Phosphate
MinérauxÉgalement connu sous le nom de: phosphatémie, phosphore sérique, P
Le phosphate est essentiel à la minéralisation osseuse, au métabolisme énergétique (ATP), à la structure des membranes cellulaires et à l'équilibre acido-basique.
Son taux est régulé en lien avec le calcium, principalement par les reins et la parathormone.
Pourquoi c'est important
Le taux de phosphate dans le sang indique comment votre corps maintient son équilibre minéral et soutient son métabolisme énergétique. Un faible taux de phosphate peut entraîner une faiblesse musculaire, des douleurs osseuses et de la fatigue, tandis qu'un taux élevé peut révéler un dysfonctionnement rénal ou une perturbation du métabolisme minéral. Adopter une alimentation équilibrée riche en phosphate, bien s'hydrater et préserver la santé de ses reins contribuent à maintenir un taux de phosphate normal et à protéger les os, les muscles et le métabolisme en général.
Liens avec d'autres biomarqueurs
- Un phosphate élevé avec un débit de filtration glomérulaire estimé (DFGe) bas et un calcium bas est le profil classique des troubles minéraux et osseux de la maladie rénale chronique (le rein ne peut pas excréter le phosphate, le calcium chute en compensation).
- Un phosphate bas avec un calcium bas et une vitamine D basse suggère des os mous et fragilisés (ostéomalacie/rachitisme) ; un phosphate bas isolé avec un calcium normal peut survenir lors de la renutrition après une malnutrition ou en cas de respiration rapide (alcalose respiratoire).
- Un phosphate élevé sans maladie rénale doit faire l'objet d'une évaluation pour un syndrome de lyse tumorale (destruction cellulaire massive) ou un autre renouvellement cellulaire rapide.
À quelle fréquence dois-je tester Phosphate ?

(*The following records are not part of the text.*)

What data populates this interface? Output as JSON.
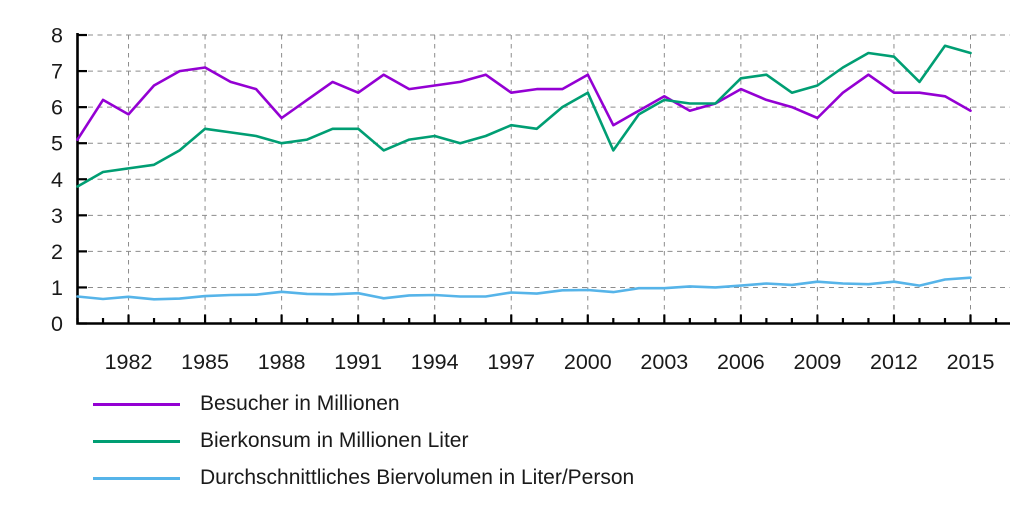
{
  "chart_data": {
    "type": "line",
    "title": "",
    "xlabel": "",
    "ylabel": "",
    "x": [
      1980,
      1981,
      1982,
      1983,
      1984,
      1985,
      1986,
      1987,
      1988,
      1989,
      1990,
      1991,
      1992,
      1993,
      1994,
      1995,
      1996,
      1997,
      1998,
      1999,
      2000,
      2001,
      2002,
      2003,
      2004,
      2005,
      2006,
      2007,
      2008,
      2009,
      2010,
      2011,
      2012,
      2013,
      2014,
      2015
    ],
    "series": [
      {
        "id": "besucher",
        "name": "Besucher in Millionen",
        "color": "#9400d3",
        "values": [
          5.1,
          6.2,
          5.8,
          6.6,
          7.0,
          7.1,
          6.7,
          6.5,
          5.7,
          6.2,
          6.7,
          6.4,
          6.9,
          6.5,
          6.6,
          6.7,
          6.9,
          6.4,
          6.5,
          6.5,
          6.9,
          5.5,
          5.9,
          6.3,
          5.9,
          6.1,
          6.5,
          6.2,
          6.0,
          5.7,
          6.4,
          6.9,
          6.4,
          6.4,
          6.3,
          5.9
        ]
      },
      {
        "id": "bierkonsum",
        "name": "Bierkonsum in Millionen Liter",
        "color": "#009e73",
        "values": [
          3.8,
          4.2,
          4.3,
          4.4,
          4.8,
          5.4,
          5.3,
          5.2,
          5.0,
          5.1,
          5.4,
          5.4,
          4.8,
          5.1,
          5.2,
          5.0,
          5.2,
          5.5,
          5.4,
          6.0,
          6.4,
          4.8,
          5.8,
          6.2,
          6.1,
          6.1,
          6.8,
          6.9,
          6.4,
          6.6,
          7.1,
          7.5,
          7.4,
          6.7,
          7.7,
          7.5
        ]
      },
      {
        "id": "biervolumen-pro-person",
        "name": "Durchschnittliches Biervolumen in Liter/Person",
        "color": "#56b4e9",
        "values": [
          0.75,
          0.68,
          0.74,
          0.67,
          0.69,
          0.76,
          0.79,
          0.8,
          0.88,
          0.82,
          0.81,
          0.84,
          0.7,
          0.78,
          0.79,
          0.75,
          0.75,
          0.86,
          0.83,
          0.92,
          0.93,
          0.87,
          0.98,
          0.98,
          1.03,
          1.0,
          1.05,
          1.11,
          1.07,
          1.16,
          1.11,
          1.09,
          1.16,
          1.05,
          1.22,
          1.27
        ]
      }
    ],
    "xlim": [
      1980,
      2016.6
    ],
    "ylim": [
      0,
      8
    ],
    "ytick_labels": [
      "0",
      "1",
      "2",
      "3",
      "4",
      "5",
      "6",
      "7",
      "8"
    ],
    "xtick_labels": [
      "1982",
      "1985",
      "1988",
      "1991",
      "1994",
      "1997",
      "2000",
      "2003",
      "2006",
      "2009",
      "2012",
      "2015"
    ],
    "grid": "dashed, horizontal at each integer and vertical at labeled years",
    "grid_color": "#8c8c8c",
    "axis_color": "#000000",
    "tick_label_color": "#1a1a1a",
    "legend_position": "below-left"
  }
}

La plupart des adultes bénéficient d'un dosage annuel du phosphate dans le cadre du bilan rénal et phosphocalcique. En cas de maladie rénale chronique, de troubles parathyroïdiens ou de certains médicaments agissant sur le métabolisme osseux, refaites le test tous les trois à six mois.
En suivi de routine / dépistage: Une fois tous les 12 mois à partir de 30 ans dans le cadre d'un bilan complet. Plus souvent, tous les 3 à 6 mois, en cas de maladie rénale chronique, de troubles parathyroïdiens ou de prise de médicaments concernés.
En cas de suivi d'un traitement ou d'un changement: Refaites le test 8 à 12 semaines après le début ou l'ajustement d'un chélateur de phosphate, d'un traitement par vitamine D ou d'un traitement de troubles parathyroïdiens. Le phosphate suit un rythme circadien et augmente après les repas ; standardisez donc l'horaire de vos prélèvements pour comparer les valeurs.
Remarque: Le phosphate suit un rythme circadien (plus bas le matin) et augmente après les repas. Standardisez l'horaire du prélèvement (même moment de la journée, même statut de jeûne) pour un suivi fiable ; après des changements alimentaires, attendez 4 à 6 semaines avant de lire la valeur stable suivante.